Thursday, January 22, 2015

The keys to differentiating is all about "knowing"

Often principals speak with teachers about the topic of differentiation.  These conversations routinely focus on a wide range of topics - everything from learning styles to different activities, pacing, and assessments, just to name a few.  Perhaps we need to think about differentiation as a way to meet the needs of all of our learners and it all comes down to "knowing."

Know your students:
In order to effectively differentiate, teachers must know their students.  Teachers must know their students' passions, their interests, their strengths, and their weaknesses.  Teachers must know when to push and challenge their students and when to support and scaffold learning.  Teachers must know how to connect with their students on a personal level before any meaningful learning can occur.

Know your teaching:
After personal connections are made, teachers need to know how to meet the needs of their students.
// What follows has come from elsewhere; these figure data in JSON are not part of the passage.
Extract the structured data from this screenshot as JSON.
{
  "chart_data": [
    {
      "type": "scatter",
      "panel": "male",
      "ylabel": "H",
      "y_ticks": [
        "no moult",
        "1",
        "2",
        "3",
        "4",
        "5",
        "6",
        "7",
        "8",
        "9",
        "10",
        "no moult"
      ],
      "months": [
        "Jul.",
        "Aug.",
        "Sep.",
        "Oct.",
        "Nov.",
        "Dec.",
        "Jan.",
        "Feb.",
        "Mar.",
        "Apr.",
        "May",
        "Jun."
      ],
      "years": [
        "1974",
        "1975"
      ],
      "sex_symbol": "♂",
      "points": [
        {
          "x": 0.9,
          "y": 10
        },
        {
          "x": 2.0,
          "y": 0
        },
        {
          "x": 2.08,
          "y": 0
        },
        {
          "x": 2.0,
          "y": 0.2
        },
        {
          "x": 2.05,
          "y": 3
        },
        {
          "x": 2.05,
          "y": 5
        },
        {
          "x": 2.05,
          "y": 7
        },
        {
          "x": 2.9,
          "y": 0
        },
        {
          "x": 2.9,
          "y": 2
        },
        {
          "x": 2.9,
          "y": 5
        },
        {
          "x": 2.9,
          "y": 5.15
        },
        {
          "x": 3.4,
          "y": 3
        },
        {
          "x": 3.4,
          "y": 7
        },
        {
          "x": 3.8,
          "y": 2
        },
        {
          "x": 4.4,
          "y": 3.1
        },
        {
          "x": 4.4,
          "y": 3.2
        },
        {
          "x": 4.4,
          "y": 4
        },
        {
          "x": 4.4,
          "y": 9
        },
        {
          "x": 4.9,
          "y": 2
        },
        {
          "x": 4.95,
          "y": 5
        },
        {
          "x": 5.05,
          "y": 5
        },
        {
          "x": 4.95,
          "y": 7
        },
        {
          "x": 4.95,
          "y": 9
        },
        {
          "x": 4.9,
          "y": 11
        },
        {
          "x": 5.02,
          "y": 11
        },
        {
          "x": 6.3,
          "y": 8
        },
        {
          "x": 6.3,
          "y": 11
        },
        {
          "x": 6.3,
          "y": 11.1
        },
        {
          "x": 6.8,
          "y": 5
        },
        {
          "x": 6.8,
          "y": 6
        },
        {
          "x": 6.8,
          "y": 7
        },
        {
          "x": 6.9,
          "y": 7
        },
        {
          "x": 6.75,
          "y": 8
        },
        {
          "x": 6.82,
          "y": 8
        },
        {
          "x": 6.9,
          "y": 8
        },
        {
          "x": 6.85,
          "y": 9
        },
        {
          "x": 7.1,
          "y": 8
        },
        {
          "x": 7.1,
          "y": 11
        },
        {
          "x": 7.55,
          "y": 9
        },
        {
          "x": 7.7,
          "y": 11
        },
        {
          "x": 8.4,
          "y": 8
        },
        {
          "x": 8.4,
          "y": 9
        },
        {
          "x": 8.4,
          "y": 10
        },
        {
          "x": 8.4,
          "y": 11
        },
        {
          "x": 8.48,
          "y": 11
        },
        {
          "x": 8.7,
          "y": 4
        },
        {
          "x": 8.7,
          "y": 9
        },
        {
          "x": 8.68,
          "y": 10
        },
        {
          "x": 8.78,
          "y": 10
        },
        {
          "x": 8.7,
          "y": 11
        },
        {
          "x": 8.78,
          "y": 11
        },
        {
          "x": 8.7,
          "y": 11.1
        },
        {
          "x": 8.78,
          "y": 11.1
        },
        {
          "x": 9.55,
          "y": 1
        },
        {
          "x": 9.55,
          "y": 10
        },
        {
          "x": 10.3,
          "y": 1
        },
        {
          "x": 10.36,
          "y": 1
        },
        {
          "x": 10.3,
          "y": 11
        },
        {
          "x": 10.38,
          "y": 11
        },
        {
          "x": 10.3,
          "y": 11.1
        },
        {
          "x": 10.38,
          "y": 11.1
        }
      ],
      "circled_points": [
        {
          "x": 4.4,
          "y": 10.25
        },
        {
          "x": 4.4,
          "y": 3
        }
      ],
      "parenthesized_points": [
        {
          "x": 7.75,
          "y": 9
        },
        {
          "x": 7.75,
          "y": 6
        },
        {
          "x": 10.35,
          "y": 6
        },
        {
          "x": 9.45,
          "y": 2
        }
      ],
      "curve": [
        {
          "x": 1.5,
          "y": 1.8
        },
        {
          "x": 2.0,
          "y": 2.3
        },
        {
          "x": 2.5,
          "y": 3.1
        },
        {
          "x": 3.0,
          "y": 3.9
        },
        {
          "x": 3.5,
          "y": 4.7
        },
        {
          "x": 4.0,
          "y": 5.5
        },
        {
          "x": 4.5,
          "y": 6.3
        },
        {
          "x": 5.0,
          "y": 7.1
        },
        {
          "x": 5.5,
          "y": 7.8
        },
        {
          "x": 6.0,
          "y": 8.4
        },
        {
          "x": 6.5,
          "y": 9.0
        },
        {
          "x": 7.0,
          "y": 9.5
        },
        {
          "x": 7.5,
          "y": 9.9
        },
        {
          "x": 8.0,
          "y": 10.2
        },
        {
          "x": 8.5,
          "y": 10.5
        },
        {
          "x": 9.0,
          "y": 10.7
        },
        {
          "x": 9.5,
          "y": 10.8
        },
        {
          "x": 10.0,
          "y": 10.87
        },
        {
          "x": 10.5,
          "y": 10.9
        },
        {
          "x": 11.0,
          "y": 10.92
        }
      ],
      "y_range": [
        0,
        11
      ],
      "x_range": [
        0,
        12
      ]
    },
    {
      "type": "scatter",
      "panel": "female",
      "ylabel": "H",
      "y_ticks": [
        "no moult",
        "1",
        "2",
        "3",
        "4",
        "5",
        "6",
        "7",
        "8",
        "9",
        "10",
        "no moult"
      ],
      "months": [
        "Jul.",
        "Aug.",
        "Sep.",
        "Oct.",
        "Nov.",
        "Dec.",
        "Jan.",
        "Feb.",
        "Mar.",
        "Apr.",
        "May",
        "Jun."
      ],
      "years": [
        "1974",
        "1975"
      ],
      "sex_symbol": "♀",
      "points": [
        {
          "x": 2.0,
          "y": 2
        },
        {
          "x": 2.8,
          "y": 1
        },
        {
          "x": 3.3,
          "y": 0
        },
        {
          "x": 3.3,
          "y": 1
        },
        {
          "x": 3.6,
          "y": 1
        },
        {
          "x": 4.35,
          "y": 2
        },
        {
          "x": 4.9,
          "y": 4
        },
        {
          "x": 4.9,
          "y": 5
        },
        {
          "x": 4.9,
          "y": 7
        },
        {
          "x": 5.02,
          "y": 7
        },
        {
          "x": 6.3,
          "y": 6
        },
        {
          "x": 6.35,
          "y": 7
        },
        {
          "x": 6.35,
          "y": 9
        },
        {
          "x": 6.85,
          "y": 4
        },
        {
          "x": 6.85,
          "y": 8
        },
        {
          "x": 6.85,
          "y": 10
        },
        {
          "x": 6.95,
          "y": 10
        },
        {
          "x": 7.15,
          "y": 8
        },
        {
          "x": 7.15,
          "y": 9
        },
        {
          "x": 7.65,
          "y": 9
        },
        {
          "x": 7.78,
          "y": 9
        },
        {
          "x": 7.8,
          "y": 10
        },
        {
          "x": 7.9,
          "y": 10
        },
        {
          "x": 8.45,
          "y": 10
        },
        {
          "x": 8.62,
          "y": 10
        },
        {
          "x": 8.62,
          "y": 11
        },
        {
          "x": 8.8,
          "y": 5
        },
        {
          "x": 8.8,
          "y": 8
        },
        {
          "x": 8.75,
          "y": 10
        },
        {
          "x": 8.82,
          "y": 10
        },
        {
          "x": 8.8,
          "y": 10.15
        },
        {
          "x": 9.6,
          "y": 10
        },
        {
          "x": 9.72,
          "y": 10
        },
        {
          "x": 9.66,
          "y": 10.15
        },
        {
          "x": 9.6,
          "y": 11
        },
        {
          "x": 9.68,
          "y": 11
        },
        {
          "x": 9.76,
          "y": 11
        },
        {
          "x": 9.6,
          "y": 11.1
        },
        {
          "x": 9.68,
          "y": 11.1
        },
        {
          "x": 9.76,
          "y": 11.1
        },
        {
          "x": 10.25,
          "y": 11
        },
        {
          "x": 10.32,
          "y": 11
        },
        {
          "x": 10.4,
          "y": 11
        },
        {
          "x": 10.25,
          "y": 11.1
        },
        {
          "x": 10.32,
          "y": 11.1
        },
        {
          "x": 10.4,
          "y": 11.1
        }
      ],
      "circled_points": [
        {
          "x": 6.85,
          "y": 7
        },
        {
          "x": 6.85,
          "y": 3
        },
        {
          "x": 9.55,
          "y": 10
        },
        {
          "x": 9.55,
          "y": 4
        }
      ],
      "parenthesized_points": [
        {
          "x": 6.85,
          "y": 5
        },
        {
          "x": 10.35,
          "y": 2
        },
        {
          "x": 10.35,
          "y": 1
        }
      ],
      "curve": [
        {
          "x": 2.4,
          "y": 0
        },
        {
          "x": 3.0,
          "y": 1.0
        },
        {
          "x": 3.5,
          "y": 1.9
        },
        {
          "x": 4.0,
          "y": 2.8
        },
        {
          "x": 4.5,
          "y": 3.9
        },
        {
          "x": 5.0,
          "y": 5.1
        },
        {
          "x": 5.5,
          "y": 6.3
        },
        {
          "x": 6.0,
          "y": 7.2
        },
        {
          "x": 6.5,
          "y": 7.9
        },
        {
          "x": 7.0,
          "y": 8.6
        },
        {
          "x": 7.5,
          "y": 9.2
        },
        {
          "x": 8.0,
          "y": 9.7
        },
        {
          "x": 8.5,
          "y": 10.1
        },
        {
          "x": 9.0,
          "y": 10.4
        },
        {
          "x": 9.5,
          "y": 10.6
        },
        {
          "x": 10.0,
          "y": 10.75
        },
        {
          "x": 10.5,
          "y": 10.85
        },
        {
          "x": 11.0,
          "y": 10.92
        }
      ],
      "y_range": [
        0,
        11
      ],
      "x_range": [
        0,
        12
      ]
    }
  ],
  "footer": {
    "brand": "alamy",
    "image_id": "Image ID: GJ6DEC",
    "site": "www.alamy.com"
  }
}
Teachers cannot begin to meet their students academic needs without knowing what their students already know.  Beginning with formative assessments, teachers can use that data to inform their instruction.  Knowing this baseline data will help teachers identify strategies to cognitively engage students, allow for critical thinking and problem solving.  Teachers must create lessons which extend the learning for some while providing remediation for others.

Know your colleagues:
It is unrealistic to expect every teacher to be able to effectively differentiate to meet the needs of all the learners in a classroom.  Essentially, every student has his or her own IEP.  So how can one teacher be expected to meet all of these needs?  They can't.  However, a team can.  Teachers need to know their own strengths and the strengths of their colleagues in order to be able to share ideas, leverage effective teaching strategies, and create skill based groups utilizing all the talents of the team.

Meeting the needs of all the students in a classroom is extremely challenging.  But if teachers "know" their students, their teaching and their colleagues, the task will become much more manageable and the students will all benefit.